British Army officer

Brigadier James Gordon Kerr, (born c. 1948) is a retired senior British Army officer who served as defence attaché to the British embassy in Beijing and was head of the Force Research Unit in Northern Ireland.

==Military career==
Kerr was born in Aberdeen. His military career began when he was commissioned into the Gordon Highlanders on a Special Regular Commission shortly after leaving university in 1970. He served in Cyprus before his first posting to Northern Ireland in 1972, where he worked as an undercover intelligence officer. Between 1972 and 1987 he worked in a variety of posts related to army intelligence in Northern Ireland, Berlin, and at army training centres in the United Kingdom. He transferred to a Regular Commission in 1974 and transferred to the Intelligence Corps in 1977. He was promoted to lieutenant in 1971, captain in 1974, major in 1980, lieutenant colonel in 1987, colonel in 1993, and brigadier in 1998.

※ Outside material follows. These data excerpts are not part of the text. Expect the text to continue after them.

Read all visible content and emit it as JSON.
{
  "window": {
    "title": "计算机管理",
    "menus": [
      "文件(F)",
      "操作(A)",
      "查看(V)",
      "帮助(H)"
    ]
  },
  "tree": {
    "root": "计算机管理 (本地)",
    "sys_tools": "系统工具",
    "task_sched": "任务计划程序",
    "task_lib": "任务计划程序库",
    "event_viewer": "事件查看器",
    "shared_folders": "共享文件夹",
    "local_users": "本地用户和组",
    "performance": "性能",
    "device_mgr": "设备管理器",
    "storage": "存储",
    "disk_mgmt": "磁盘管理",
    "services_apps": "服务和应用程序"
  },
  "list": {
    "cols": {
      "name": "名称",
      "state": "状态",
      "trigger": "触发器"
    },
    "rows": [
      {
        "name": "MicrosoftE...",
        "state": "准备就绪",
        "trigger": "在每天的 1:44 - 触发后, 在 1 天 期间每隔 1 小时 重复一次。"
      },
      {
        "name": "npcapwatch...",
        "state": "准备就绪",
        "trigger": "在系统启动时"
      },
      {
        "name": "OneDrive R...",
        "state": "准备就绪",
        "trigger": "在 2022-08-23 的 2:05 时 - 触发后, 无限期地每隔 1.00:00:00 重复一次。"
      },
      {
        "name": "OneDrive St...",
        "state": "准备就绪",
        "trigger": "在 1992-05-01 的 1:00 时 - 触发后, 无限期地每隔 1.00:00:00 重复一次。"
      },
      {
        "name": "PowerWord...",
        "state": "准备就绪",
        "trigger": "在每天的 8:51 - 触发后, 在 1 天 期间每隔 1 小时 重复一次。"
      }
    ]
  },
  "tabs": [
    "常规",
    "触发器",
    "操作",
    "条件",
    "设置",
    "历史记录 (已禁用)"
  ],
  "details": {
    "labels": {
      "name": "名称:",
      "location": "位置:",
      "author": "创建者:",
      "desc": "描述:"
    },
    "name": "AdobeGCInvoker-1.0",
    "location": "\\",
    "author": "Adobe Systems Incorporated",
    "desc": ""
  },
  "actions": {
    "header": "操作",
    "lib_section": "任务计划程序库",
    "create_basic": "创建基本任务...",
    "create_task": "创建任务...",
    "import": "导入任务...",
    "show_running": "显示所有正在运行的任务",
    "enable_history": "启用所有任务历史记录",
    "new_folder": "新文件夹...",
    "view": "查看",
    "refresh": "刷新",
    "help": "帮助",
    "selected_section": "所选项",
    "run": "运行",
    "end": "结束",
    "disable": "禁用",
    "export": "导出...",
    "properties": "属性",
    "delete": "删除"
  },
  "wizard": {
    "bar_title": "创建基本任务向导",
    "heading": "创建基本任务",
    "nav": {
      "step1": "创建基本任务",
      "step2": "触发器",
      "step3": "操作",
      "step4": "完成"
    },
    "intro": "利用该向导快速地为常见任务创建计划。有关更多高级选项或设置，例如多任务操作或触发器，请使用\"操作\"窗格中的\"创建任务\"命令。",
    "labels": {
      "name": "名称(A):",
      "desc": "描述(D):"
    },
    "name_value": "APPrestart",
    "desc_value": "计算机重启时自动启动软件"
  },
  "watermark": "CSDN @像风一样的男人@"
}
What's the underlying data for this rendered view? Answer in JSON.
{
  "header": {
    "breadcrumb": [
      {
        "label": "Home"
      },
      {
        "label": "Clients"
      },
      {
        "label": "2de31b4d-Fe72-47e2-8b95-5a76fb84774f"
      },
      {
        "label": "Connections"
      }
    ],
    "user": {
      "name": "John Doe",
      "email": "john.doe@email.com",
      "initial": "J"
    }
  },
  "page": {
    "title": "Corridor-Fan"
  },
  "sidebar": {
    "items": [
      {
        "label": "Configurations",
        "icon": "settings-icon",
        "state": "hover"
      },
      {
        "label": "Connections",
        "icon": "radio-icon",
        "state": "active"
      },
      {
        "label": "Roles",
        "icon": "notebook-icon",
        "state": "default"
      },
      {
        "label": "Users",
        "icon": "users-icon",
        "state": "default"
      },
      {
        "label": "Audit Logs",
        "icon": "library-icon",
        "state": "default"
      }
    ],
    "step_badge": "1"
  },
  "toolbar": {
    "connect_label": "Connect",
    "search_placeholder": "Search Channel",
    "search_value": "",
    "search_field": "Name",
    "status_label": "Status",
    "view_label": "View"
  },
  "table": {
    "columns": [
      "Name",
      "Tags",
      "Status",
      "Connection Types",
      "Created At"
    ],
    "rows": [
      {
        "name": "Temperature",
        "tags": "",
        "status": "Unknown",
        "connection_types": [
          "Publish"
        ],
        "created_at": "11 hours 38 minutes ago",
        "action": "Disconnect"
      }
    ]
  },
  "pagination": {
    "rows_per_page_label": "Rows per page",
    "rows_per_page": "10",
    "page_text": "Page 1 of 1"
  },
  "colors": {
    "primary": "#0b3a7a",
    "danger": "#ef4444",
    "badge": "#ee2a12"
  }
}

Kerr was awarded the Queen's Gallantry Medal in 1982 and, in 1987, he became head of the Force Research Unit (FRU), a military intelligence unit that ran agents in both Irish republican and Ulster loyalist paramilitary groups. Much controversy stemmed from the amount of military intelligence the FRU gave to the loyalist groups. He was appointed an Officer of the Order of the British Empire in 1991 for "meritorious service in Northern Ireland", and awarded a Queen's Commendation for Valuable Service in 1996.

In October 1997, Kerr was appointed as defence attaché to Beijing. While he was there, his name was published by the Sunday Herald as a consequence of the investigation into the FRU by the Stevens Inquiry. Sir Hugh Orde, former PSNI Chief Constable, said Kerr, as former head of the Force Research Unit, should have been put on trial.